Brow Beat

Olive Garden’s New Logo Looks Like a Second-Grader’s Cursive Practice

Olive Garden’s new logo

Darden Restaurants, Inc.

On Monday, Olive Garden announced a “brand renaissance” to lift lagging sales. Said renaissance includes a revamped logo, a focus on small plates, remodeled restaurants, and “a complete dining experience that is casual, yet stylish, creating an atmosphere that promotes togetherness, nurtures relationships and welcomes sharing.” (You can read more of Olive Garden’s marketing-speak at Eater, which has slides from their investor presentation.)

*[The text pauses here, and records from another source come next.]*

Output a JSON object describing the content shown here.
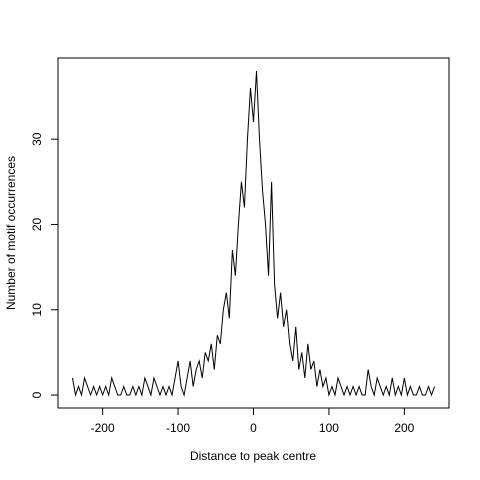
{
  "chart_data": {
    "type": "line",
    "xlabel": "Distance to peak centre",
    "ylabel": "Number of motif occurrences",
    "x": [
      -240,
      -236,
      -232,
      -228,
      -224,
      -220,
      -216,
      -212,
      -208,
      -204,
      -200,
      -196,
      -192,
      -188,
      -184,
      -180,
      -176,
      -172,
      -168,
      -164,
      -160,
      -156,
      -152,
      -148,
      -144,
      -140,
      -136,
      -132,
      -128,
      -124,
      -120,
      -116,
      -112,
      -108,
      -104,
      -100,
      -96,
      -92,
      -88,
      -84,
      -80,
      -76,
      -72,
      -68,
      -64,
      -60,
      -56,
      -52,
      -48,
      -44,
      -40,
      -36,
      -32,
      -28,
      -24,
      -20,
      -16,
      -12,
      -8,
      -4,
      0,
      4,
      8,
      12,
      16,
      20,
      24,
      28,
      32,
      36,
      40,
      44,
      48,
      52,
      56,
      60,
      64,
      68,
      72,
      76,
      80,
      84,
      88,
      92,
      96,
      100,
      104,
      108,
      112,
      116,
      120,
      124,
      128,
      132,
      136,
      140,
      144,
      148,
      152,
      156,
      160,
      164,
      168,
      172,
      176,
      180,
      184,
      188,
      192,
      196,
      200,
      204,
      208,
      212,
      216,
      220,
      224,
      228,
      232,
      236,
      240
    ],
    "series": [
      {
        "color": "#000000",
        "values": [
          2,
          0,
          1,
          0,
          2,
          1,
          0,
          1,
          0,
          1,
          0,
          1,
          0,
          2,
          1,
          0,
          0,
          1,
          0,
          0,
          1,
          0,
          1,
          0,
          2,
          1,
          0,
          2,
          1,
          0,
          1,
          0,
          1,
          0,
          2,
          4,
          1,
          0,
          2,
          4,
          1,
          3,
          4,
          2,
          5,
          4,
          6,
          3,
          7,
          6,
          10,
          12,
          9,
          17,
          14,
          20,
          25,
          22,
          30,
          36,
          32,
          38,
          30,
          24,
          20,
          14,
          25,
          13,
          9,
          12,
          8,
          10,
          6,
          4,
          8,
          3,
          5,
          2,
          6,
          3,
          4,
          1,
          3,
          1,
          2,
          0,
          1,
          0,
          2,
          1,
          0,
          1,
          0,
          1,
          0,
          1,
          0,
          0,
          3,
          1,
          0,
          2,
          1,
          0,
          1,
          0,
          2,
          0,
          1,
          0,
          2,
          0,
          1,
          0,
          0,
          1,
          0,
          0,
          1,
          0,
          1
        ]
      }
    ],
    "xlim": [
      -259.2,
      259.2
    ],
    "xticks": [
      -200,
      -100,
      0,
      100,
      200
    ],
    "ylim": [
      -1.52,
      39.52
    ],
    "yticks": [
      0,
      10,
      20,
      30
    ]
  }
}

Of course, all laypeople care about is the logo. And it is dreadful.

Olive Garden’s old logo

Darden Restaurants, Inc.

Olive Garden’s old logo—which, by virtue of how long it’d been around, had achieved something of an iconic status in the universe of sit-down chains—looked like the signature of a teenager who was cultivating his creative side. Though it resembled cursive, not all the letters were connected to one another, and the end of each word—the “e” and the “n”—were slightly elongated, as though they’d been dashed off quickly. It was a scrawl with self-conscious sophistication, sophistication that was enhanced with a cluster of grapes off to one side, a winking allusion to the vino that could be had with Olive Garden’s meals.

The new logo looks like the homework assignment of a teacher’s pet in second grade. The cursive letters are perfectly formed, circular, evenly sized. Clearly, Olive Garden is aiming for a youthful audience with its “brand renaissance,” but it has aimed far too young—no adult has ever written two words in cursive as perfectly formed as the new wordmark.

But even if Olive Garden is, with extreme forward thinking, trying to capture the loyalty of the under-8 set, it’s miscalculated. Kids don’t even learn cursive in elementary school anymore! In 20 years young people won’t even be able to decipher Olive Garden’s logo—they’ll need their Google Glass to interpret it for them. And then they’ll probably decide to go to Chipotle, a company with good, clean block letters in its logo.